By a sub-sale agreement of the same date, K Ltd undertook to arrange the transfer of the property to the taxpayers for a purchase price of 1.3 million, to be satisfied by a payment to K Ltd of 500, followed by 23 annual instalments of 500 each and thereafter the balance, with interest on the reducing capital sum.
On an adjudication by the Inland Revenue Commissioners under the Stamp Act 1891, ad valorem stamp duty was assessed at 52,400: 400 in respect of the instalment payments and 52,000 for the consideration paid under the sale agreement.
The taxpayers appealed.
Leolin Price QC and Evan Price (instructed by Taylor Walton, Luton) for the taxpayers; Rupert Baldry (instructed by the Solicitor, Inland Revenue) for the commissioners.

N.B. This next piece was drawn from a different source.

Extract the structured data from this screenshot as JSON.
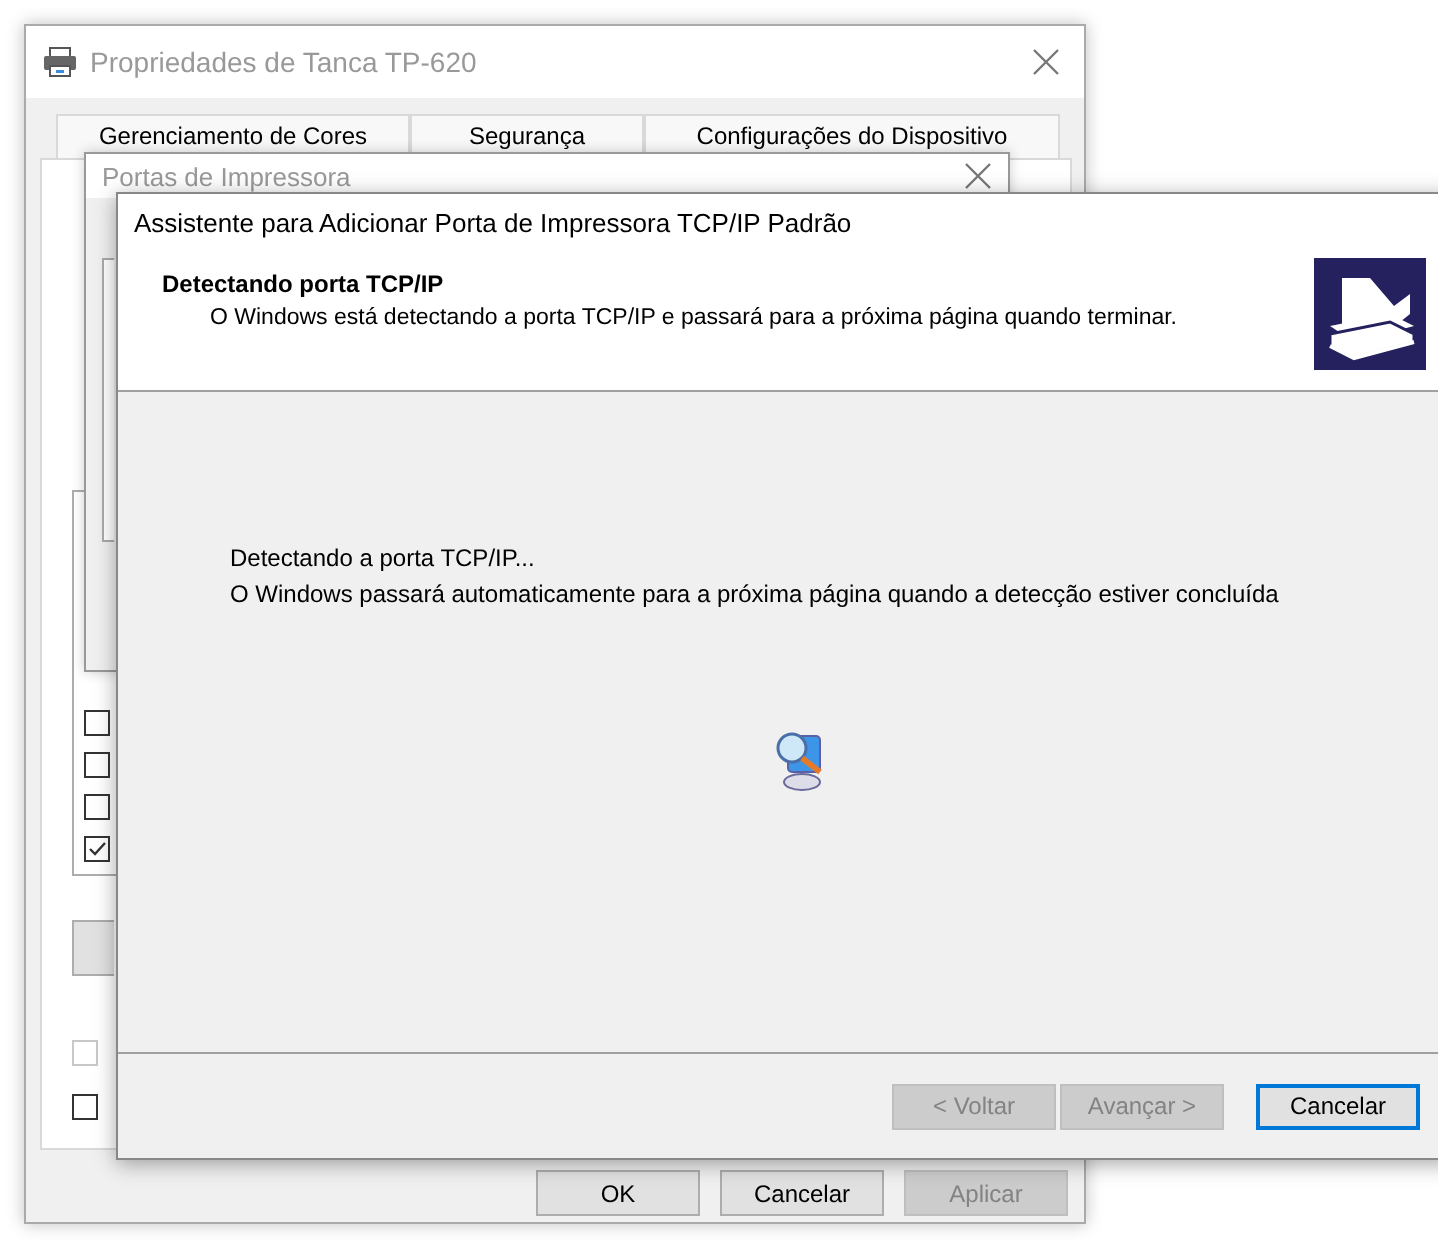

Held, dismissing the appeal, that the Stamp Act 1891 imposed the charge on instruments, not transactions; that the effect of section 4(a) (whereby an instrument relating to several matters was to be charged with duty in respect of each matter), section 56 (dealing with consideration consisting of periodical payments) and section 58(4) (providing relief for sub-purchasers in certain specified circumstances) was to impose unrelieved liability on both the consideration payable by K Ltd to the vendor and by the taxpayers, as sub-purchasers, to K Ltd; and that the taxpayers' attempt to reduce liability by arranging to interpose K Ltd, to effect the subsale and make instalment payments, was unsuccessful.